The Debt Ceiling : A Modest Proposal

No, it’s not to eat Irish babies until the debt declines, although considering Ireland has its own debt crisis, it’s a proposal they may well look into.  Actually I was thinking of the curious hangover left over from last August’s debt ceiling debacle.  The President was given the authority to raise the rest of the debt ceiling 1.2 trillion, automatically unless Congress steps in to block it.

Considering how terrible Congress performed in “negotiating” the spending cuts during the last debt squabble, maybe Congress should step in and block it.  Certainly the last budget cuts we got turned out to be a bust.  The budget is actually projected to go up from the 2011 amount.  So the Republicans didn’t really win anything of significance.  If you can’t even kill off NPR, you’ve pretty much failed.

But you can’t really expect progress when you are trading real deficit increases now for imaginary cuts in projected increases later.  That’s the classic magic beans deal that Washington wasted our time with in putting on its production of “We’re Cutting Spending – The Musical!”  Obama got an actual debt limit increase and Congress got to say it cut spending, without actually cutting anything.

So why, you may think, should I waste time recommending that Congress should step in and block the debt ceiling increase for another round of phony spending cuts?

I got a plan for that.

Republicans shouldn’t try to waste time negotiating any sort of spending cuts to trade for the debt ceiling increase. They will just be phony cuts anyway.
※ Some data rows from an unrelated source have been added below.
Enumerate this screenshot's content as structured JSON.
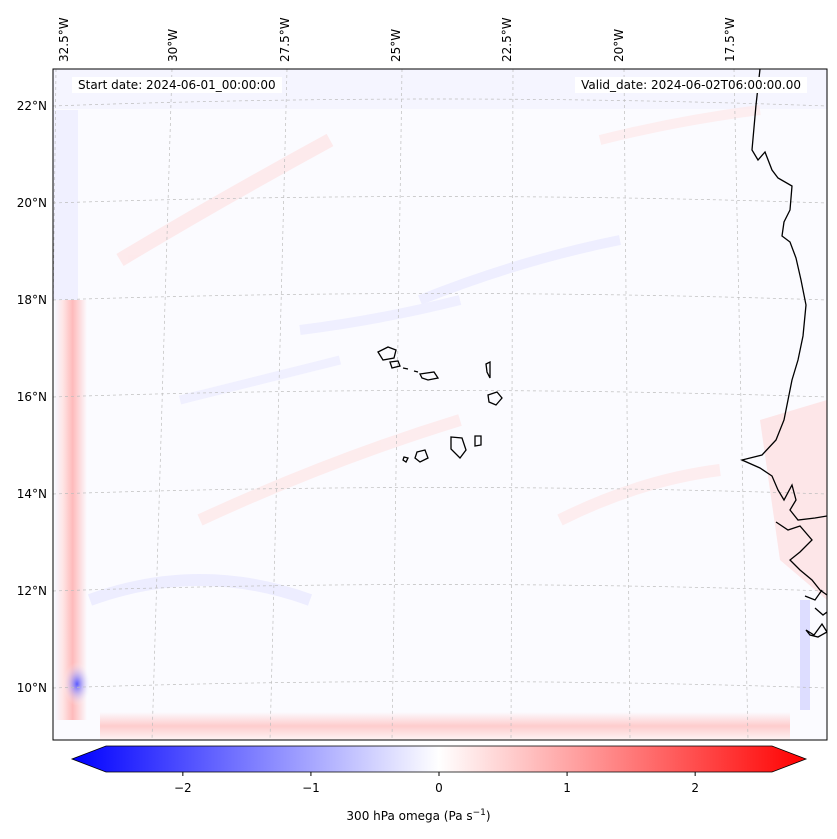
{
  "map": {
    "start_date": "Start date: 2024-06-01_00:00:00",
    "valid_date": "Valid_date: 2024-06-02T06:00:00.00",
    "lon_labels": [
      "32.5°W",
      "30°W",
      "27.5°W",
      "25°W",
      "22.5°W",
      "20°W",
      "17.5°W"
    ],
    "lat_labels": [
      "22°N",
      "20°N",
      "18°N",
      "16°N",
      "14°N",
      "12°N",
      "10°N"
    ],
    "field": "300 hPa omega",
    "colormap": "bwr",
    "gridlines": true,
    "coastline_color": "#000000"
  },
  "colorbar": {
    "label_main": "300 hPa omega (Pa s",
    "label_exp": "−1",
    "label_close": ")",
    "ticks": [
      "−2",
      "−1",
      "0",
      "1",
      "2"
    ],
    "tick_values": [
      -2,
      -1,
      0,
      1,
      2
    ],
    "range": [
      -2.6,
      2.6
    ],
    "extend": "both",
    "min_color": "#0000ff",
    "mid_color": "#ffffff",
    "max_color": "#ff0000"
  }
}
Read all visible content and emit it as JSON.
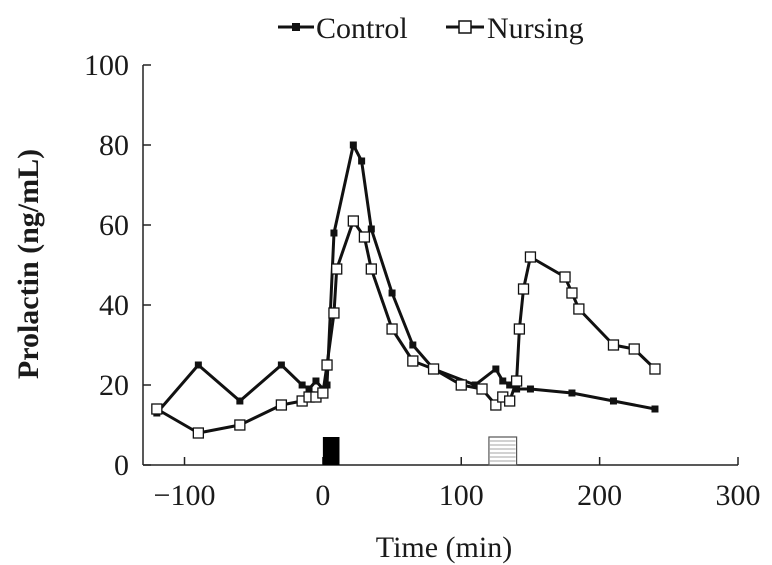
{
  "chart_data": {
    "type": "line",
    "title": "",
    "xlabel": "Time (min)",
    "ylabel": "Prolactin (ng/mL)",
    "xlim": [
      -130,
      300
    ],
    "ylim": [
      0,
      100
    ],
    "xticks": [
      -100,
      0,
      100,
      200,
      300
    ],
    "yticks": [
      0,
      20,
      40,
      60,
      80,
      100
    ],
    "grid": false,
    "legend": "top",
    "series": [
      {
        "name": "Control",
        "marker": "filled-square",
        "color": "#111111",
        "x": [
          -120,
          -90,
          -60,
          -30,
          -15,
          -10,
          -5,
          0,
          3,
          8,
          22,
          28,
          35,
          50,
          65,
          80,
          110,
          125,
          130,
          135,
          140,
          150,
          180,
          210,
          240
        ],
        "y": [
          13,
          25,
          16,
          25,
          20,
          19,
          21,
          19,
          20,
          58,
          80,
          76,
          59,
          43,
          30,
          24,
          20,
          24,
          21,
          20,
          19,
          19,
          18,
          16,
          14
        ]
      },
      {
        "name": "Nursing",
        "marker": "open-square",
        "color": "#111111",
        "x": [
          -120,
          -90,
          -60,
          -30,
          -15,
          -10,
          -5,
          0,
          3,
          8,
          10,
          22,
          30,
          35,
          50,
          65,
          80,
          100,
          115,
          125,
          130,
          135,
          140,
          142,
          145,
          150,
          175,
          180,
          185,
          210,
          225,
          240
        ],
        "y": [
          14,
          8,
          10,
          15,
          16,
          17,
          17,
          18,
          25,
          38,
          49,
          61,
          57,
          49,
          34,
          26,
          24,
          20,
          19,
          15,
          17,
          16,
          21,
          34,
          44,
          52,
          47,
          43,
          39,
          30,
          29,
          24
        ]
      }
    ],
    "treatment_bars": [
      {
        "x_start": 0,
        "x_end": 12,
        "y_top": 7,
        "fill": "#000000"
      },
      {
        "x_start": 120,
        "x_end": 140,
        "y_top": 7,
        "fill": "striped"
      }
    ]
  }
}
Instead Congress should, without preconditions, give the President the full 1.2 trillion debt ceiling increase that he is requesting… at a level of about 80 billion dollars per month, once a month. This will give the administration well under a trillion dollars to run as a deficit for the next year, then the next year decrease it to 50 billion per month and so on.

That way Congress can get control of both the budget and the budget deficit, and start reducing it based on the debt ceiling authority.  The onus for the cuts will fall on the administration to figure out how each department of government cuts spending to get through the year.  They apparently don’t want Congress’s help anyway.  But there will be plenty of money each month to service the debt and even go billions deeper each month into debt, but just not as much as they had planned.

It’s the same logic that have parents dole out a kid’s allowance weekly, rather than give their kid the full yearly amount on January 1st.  Children, like governments, are not mature enough to handle that much money at once, so it needs to be doled out in modest bits, at least until they grow up a little.